In retrospect, the process would probably been very much worth the effort, but you know what they say about hindsight.

GW in Ohio
09-25-2007, 02:44 PM
My wife and I have kept our marriage together for 23 years.

However, I don't judge anyone who is unable to keep a marriage together. I have no idea what pressures other people are under.

As for political figures, it's none of my business whether they're married, divorced, gay or lesbian. My only concern is what kind of president, or senator, or congressperson they would make.

I'm well aware that politicians in the past have felt a need to maintain the facade of a marriage and family when it was just a facade and a sham. I wish the American voter didn't find it necessary to require their leaders to be monogamous heterosexuals.

April15
09-25-2007, 03:40 PM
My wife and I have kept our marriage together for 23 years.

However, I don't judge anyone who is unable to keep a marriage together. I have no idea what pressures other people are under.

As for political figures, it's none of my business whether they're married, divorced, gay or lesbian. My only concern is what kind of president, or senator, or congressperson they would make.

I'm well aware that politicians in the past have felt a need to maintain the facade of a marriage and family when it was just a facade and a sham. I wish the American voter didn't find it necessary to require their leaders to be monogamous heterosexuals.

So you think a gay president could take this country to war? Or balance a budget?


























They sure couldn't do any worse than some of the straight president we have!

Trigg
09-25-2007, 06:15 PM
For what it's worth.

Many people today don't take marriage seriously and tend to leave when the going gets tough instead of trying to work things out.
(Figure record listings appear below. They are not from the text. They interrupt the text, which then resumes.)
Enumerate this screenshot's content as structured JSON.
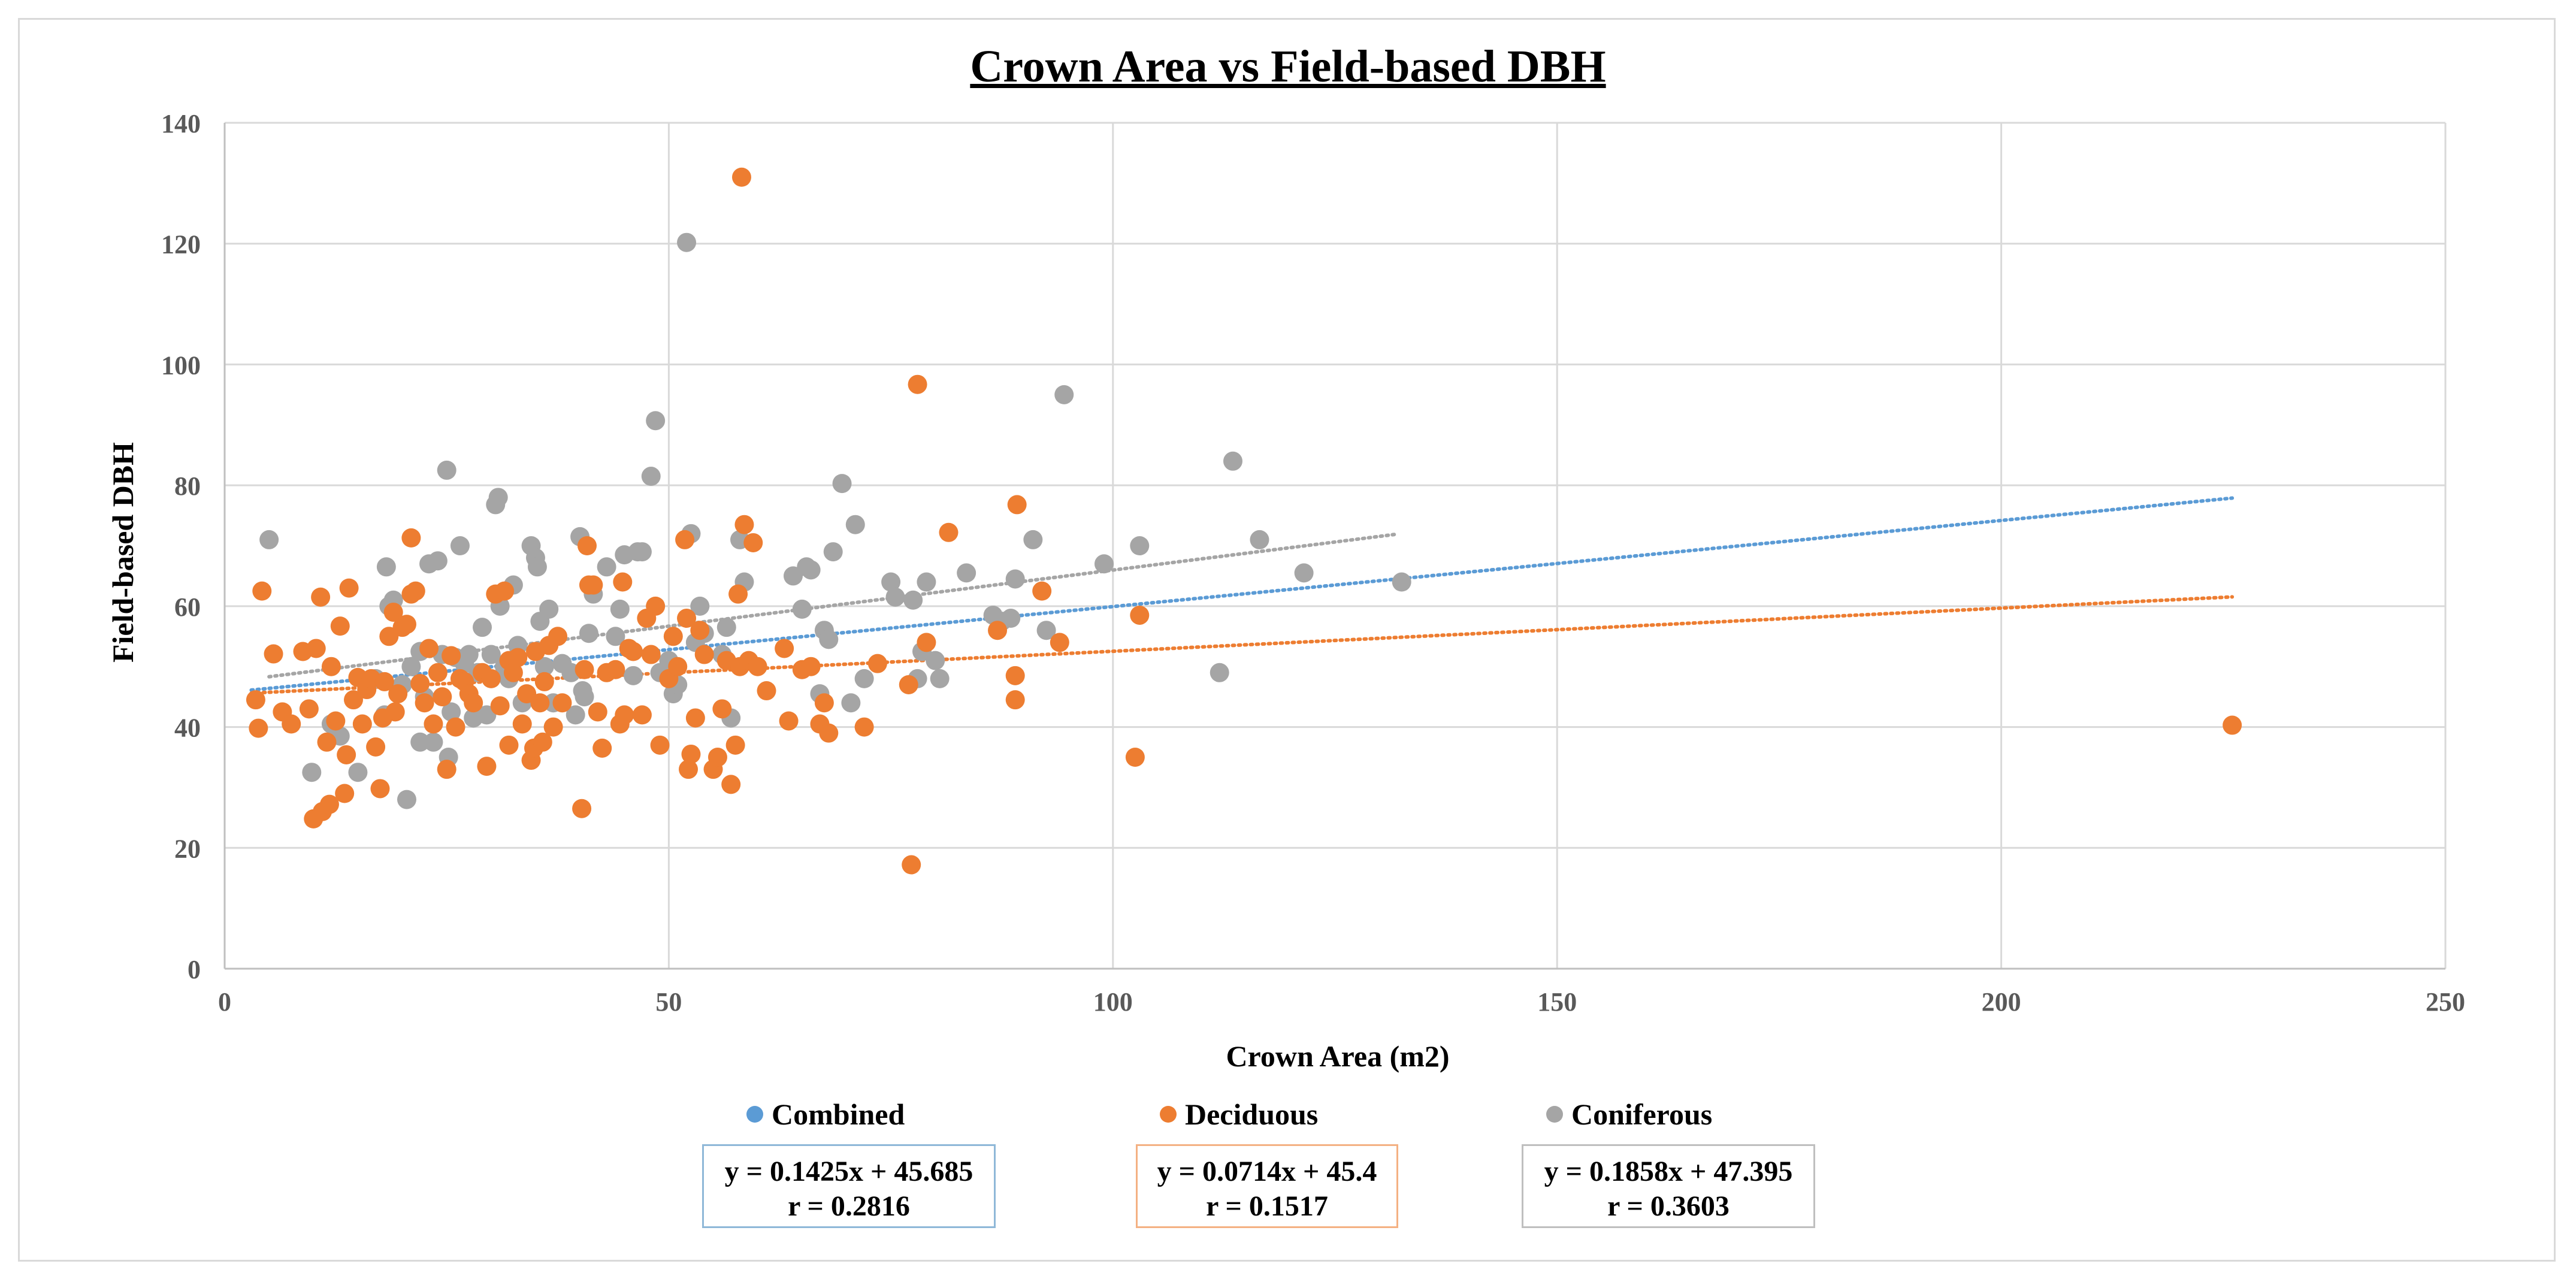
{
  "chart_data": {
    "type": "scatter",
    "title": "Crown Area vs Field-based DBH",
    "xlabel": "Crown Area (m2)",
    "ylabel": "Field-based DBH",
    "xlim": [
      0,
      250
    ],
    "ylim": [
      0,
      140
    ],
    "xticks": [
      0,
      50,
      100,
      150,
      200,
      250
    ],
    "yticks": [
      0,
      20,
      40,
      60,
      80,
      100,
      120,
      140
    ],
    "grid": true,
    "legend_position": "bottom",
    "series": [
      {
        "name": "Combined",
        "color": "#5b9bd5",
        "trendline": {
          "slope": 0.1425,
          "intercept": 45.685,
          "x_range": [
            3,
            226
          ]
        },
        "equation": "y = 0.1425x + 45.685",
        "r_label": "r = 0.2816",
        "points": []
      },
      {
        "name": "Deciduous",
        "color": "#ed7d31",
        "trendline": {
          "slope": 0.0714,
          "intercept": 45.4,
          "x_range": [
            3,
            226
          ]
        },
        "equation": "y = 0.0714x + 45.4",
        "r_label": "r = 0.1517",
        "points": [
          [
            3.5,
            44.5
          ],
          [
            3.8,
            39.8
          ],
          [
            4.2,
            62.5
          ],
          [
            5.5,
            52.1
          ],
          [
            6.5,
            42.5
          ],
          [
            7.5,
            40.5
          ],
          [
            8.8,
            52.5
          ],
          [
            9.5,
            43
          ],
          [
            10,
            24.8
          ],
          [
            10.3,
            53
          ],
          [
            10.8,
            61.5
          ],
          [
            11,
            26
          ],
          [
            11.5,
            37.5
          ],
          [
            11.8,
            27.2
          ],
          [
            12,
            50
          ],
          [
            12.5,
            41
          ],
          [
            13,
            56.7
          ],
          [
            13.5,
            29
          ],
          [
            13.7,
            35.4
          ],
          [
            14,
            63
          ],
          [
            14.5,
            44.5
          ],
          [
            15,
            48.2
          ],
          [
            15.5,
            40.5
          ],
          [
            16,
            46.2
          ],
          [
            16.5,
            48
          ],
          [
            17,
            36.7
          ],
          [
            17.5,
            29.8
          ],
          [
            17.8,
            41.5
          ],
          [
            18,
            47.5
          ],
          [
            18.5,
            55
          ],
          [
            19,
            59
          ],
          [
            19.2,
            42.5
          ],
          [
            19.5,
            45.5
          ],
          [
            20,
            56.5
          ],
          [
            20.5,
            57
          ],
          [
            21,
            62
          ],
          [
            21,
            71.3
          ],
          [
            21.5,
            62.5
          ],
          [
            22,
            47.2
          ],
          [
            22.5,
            44
          ],
          [
            23,
            53
          ],
          [
            23.5,
            40.5
          ],
          [
            24,
            49
          ],
          [
            24.5,
            45
          ],
          [
            25,
            33
          ],
          [
            25.5,
            51.8
          ],
          [
            26,
            40
          ],
          [
            26.5,
            48
          ],
          [
            27,
            47.5
          ],
          [
            27.5,
            45.5
          ],
          [
            28,
            44
          ],
          [
            29,
            49
          ],
          [
            29.5,
            33.5
          ],
          [
            30,
            48
          ],
          [
            30.5,
            62
          ],
          [
            31,
            43.5
          ],
          [
            31.5,
            62.5
          ],
          [
            32,
            37
          ],
          [
            32,
            51
          ],
          [
            32.5,
            49
          ],
          [
            33,
            51.5
          ],
          [
            33.5,
            40.5
          ],
          [
            34,
            45.5
          ],
          [
            34.5,
            34.5
          ],
          [
            34.8,
            36.5
          ],
          [
            35,
            52.5
          ],
          [
            35.5,
            44
          ],
          [
            35.8,
            37.5
          ],
          [
            36,
            47.5
          ],
          [
            36.5,
            53.5
          ],
          [
            37,
            40
          ],
          [
            37.5,
            55
          ],
          [
            38,
            44
          ],
          [
            40.2,
            26.5
          ],
          [
            40.5,
            49.5
          ],
          [
            40.8,
            70
          ],
          [
            41,
            63.5
          ],
          [
            41.5,
            63.5
          ],
          [
            42,
            42.5
          ],
          [
            42.5,
            36.5
          ],
          [
            43,
            49
          ],
          [
            44,
            49.5
          ],
          [
            44.5,
            40.5
          ],
          [
            44.8,
            64
          ],
          [
            45,
            42
          ],
          [
            45.5,
            53
          ],
          [
            46,
            52.5
          ],
          [
            47,
            42
          ],
          [
            47.5,
            58
          ],
          [
            48,
            52
          ],
          [
            48.5,
            60
          ],
          [
            49,
            37
          ],
          [
            50,
            48
          ],
          [
            50.5,
            55
          ],
          [
            51,
            50
          ],
          [
            51.8,
            71
          ],
          [
            52,
            58
          ],
          [
            52.2,
            33
          ],
          [
            52.5,
            35.5
          ],
          [
            53,
            41.5
          ],
          [
            53.5,
            56
          ],
          [
            54,
            52
          ],
          [
            55,
            33
          ],
          [
            55.5,
            35
          ],
          [
            56,
            43
          ],
          [
            56.5,
            51
          ],
          [
            57,
            30.5
          ],
          [
            57.5,
            37
          ],
          [
            57.8,
            62
          ],
          [
            58,
            50
          ],
          [
            58.2,
            131
          ],
          [
            58.5,
            73.5
          ],
          [
            59,
            51
          ],
          [
            59.5,
            70.5
          ],
          [
            60,
            50
          ],
          [
            61,
            46
          ],
          [
            63,
            53
          ],
          [
            63.5,
            41
          ],
          [
            65,
            49.5
          ],
          [
            66,
            50
          ],
          [
            67,
            40.5
          ],
          [
            67.5,
            44
          ],
          [
            68,
            39
          ],
          [
            72,
            40
          ],
          [
            73.5,
            50.5
          ],
          [
            77,
            47
          ],
          [
            77.3,
            17.2
          ],
          [
            78,
            96.7
          ],
          [
            79,
            54
          ],
          [
            81.5,
            72.2
          ],
          [
            87,
            56
          ],
          [
            89,
            48.5
          ],
          [
            89,
            44.5
          ],
          [
            89.2,
            76.8
          ],
          [
            92,
            62.5
          ],
          [
            94,
            54
          ],
          [
            102.5,
            35
          ],
          [
            103,
            58.5
          ],
          [
            226,
            40.3
          ]
        ]
      },
      {
        "name": "Coniferous",
        "color": "#a5a5a5",
        "trendline": {
          "slope": 0.1858,
          "intercept": 47.395,
          "x_range": [
            5,
            132
          ]
        },
        "equation": "y = 0.1858x + 47.395",
        "r_label": "r = 0.3603",
        "points": [
          [
            5,
            71
          ],
          [
            9.8,
            32.5
          ],
          [
            12,
            40.5
          ],
          [
            13,
            38.5
          ],
          [
            15,
            32.5
          ],
          [
            17,
            48
          ],
          [
            18,
            42
          ],
          [
            18.2,
            66.5
          ],
          [
            18.5,
            60
          ],
          [
            19,
            61
          ],
          [
            20,
            47
          ],
          [
            20.5,
            28
          ],
          [
            21,
            50
          ],
          [
            22,
            52.5
          ],
          [
            22,
            37.5
          ],
          [
            22.5,
            45
          ],
          [
            23,
            67
          ],
          [
            23.5,
            37.5
          ],
          [
            24,
            67.5
          ],
          [
            24.5,
            52
          ],
          [
            25,
            82.5
          ],
          [
            25.2,
            35
          ],
          [
            25.5,
            42.5
          ],
          [
            26,
            51.5
          ],
          [
            26.5,
            70
          ],
          [
            27,
            50.5
          ],
          [
            27.5,
            52
          ],
          [
            28,
            41.5
          ],
          [
            28.5,
            49
          ],
          [
            29,
            56.5
          ],
          [
            29.5,
            42
          ],
          [
            30,
            52
          ],
          [
            30.5,
            76.8
          ],
          [
            30.8,
            78
          ],
          [
            31,
            60
          ],
          [
            31.5,
            50
          ],
          [
            32,
            48
          ],
          [
            32.5,
            63.5
          ],
          [
            33,
            53.5
          ],
          [
            33.5,
            44
          ],
          [
            34,
            45
          ],
          [
            34.5,
            70
          ],
          [
            35,
            68
          ],
          [
            35.2,
            66.5
          ],
          [
            35.5,
            57.5
          ],
          [
            36,
            50
          ],
          [
            36.5,
            59.5
          ],
          [
            37,
            44
          ],
          [
            38,
            50.5
          ],
          [
            39,
            49
          ],
          [
            39.5,
            42
          ],
          [
            40,
            71.5
          ],
          [
            40.3,
            46
          ],
          [
            40.5,
            45
          ],
          [
            41,
            55.5
          ],
          [
            41.5,
            62
          ],
          [
            43,
            66.5
          ],
          [
            44,
            55
          ],
          [
            44.5,
            59.5
          ],
          [
            45,
            68.5
          ],
          [
            46,
            48.5
          ],
          [
            46.5,
            69
          ],
          [
            47,
            69
          ],
          [
            48,
            81.5
          ],
          [
            48.5,
            90.7
          ],
          [
            49,
            49
          ],
          [
            50,
            51
          ],
          [
            50.5,
            45.5
          ],
          [
            51,
            47
          ],
          [
            52,
            120.2
          ],
          [
            52.5,
            72
          ],
          [
            53,
            54
          ],
          [
            53.5,
            60
          ],
          [
            54,
            55.5
          ],
          [
            56,
            52
          ],
          [
            56.5,
            56.5
          ],
          [
            57,
            41.5
          ],
          [
            58,
            71
          ],
          [
            58.5,
            64
          ],
          [
            64,
            65
          ],
          [
            65,
            59.5
          ],
          [
            65.5,
            66.5
          ],
          [
            66,
            66
          ],
          [
            67,
            45.5
          ],
          [
            67.5,
            56
          ],
          [
            68,
            54.5
          ],
          [
            68.5,
            69
          ],
          [
            69.5,
            80.3
          ],
          [
            70.5,
            44
          ],
          [
            71,
            73.5
          ],
          [
            72,
            48
          ],
          [
            75,
            64
          ],
          [
            75.5,
            61.5
          ],
          [
            77.5,
            61
          ],
          [
            78,
            48
          ],
          [
            78.5,
            52.5
          ],
          [
            79,
            64
          ],
          [
            80,
            51
          ],
          [
            80.5,
            48
          ],
          [
            83.5,
            65.5
          ],
          [
            86.5,
            58.5
          ],
          [
            87.5,
            57.5
          ],
          [
            88.5,
            58
          ],
          [
            89,
            64.5
          ],
          [
            91,
            71
          ],
          [
            92.5,
            56
          ],
          [
            94.5,
            95
          ],
          [
            99,
            67
          ],
          [
            103,
            70
          ],
          [
            112,
            49
          ],
          [
            113.5,
            84
          ],
          [
            116.5,
            71
          ],
          [
            121.5,
            65.5
          ],
          [
            132.5,
            64
          ]
        ]
      }
    ]
  }
}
With or without kids you shouldn't jump ship as soon as the going gets tough.

That said, I don't have a problem voting for someone who has been divorced, things happen. People who get married and divorced time after time after time have problems and those people I wouldn't want to see in the white house. Simply because I would tend to see them as people who run from their problems instead of confronting them and not thinking things through before making a life changing decision.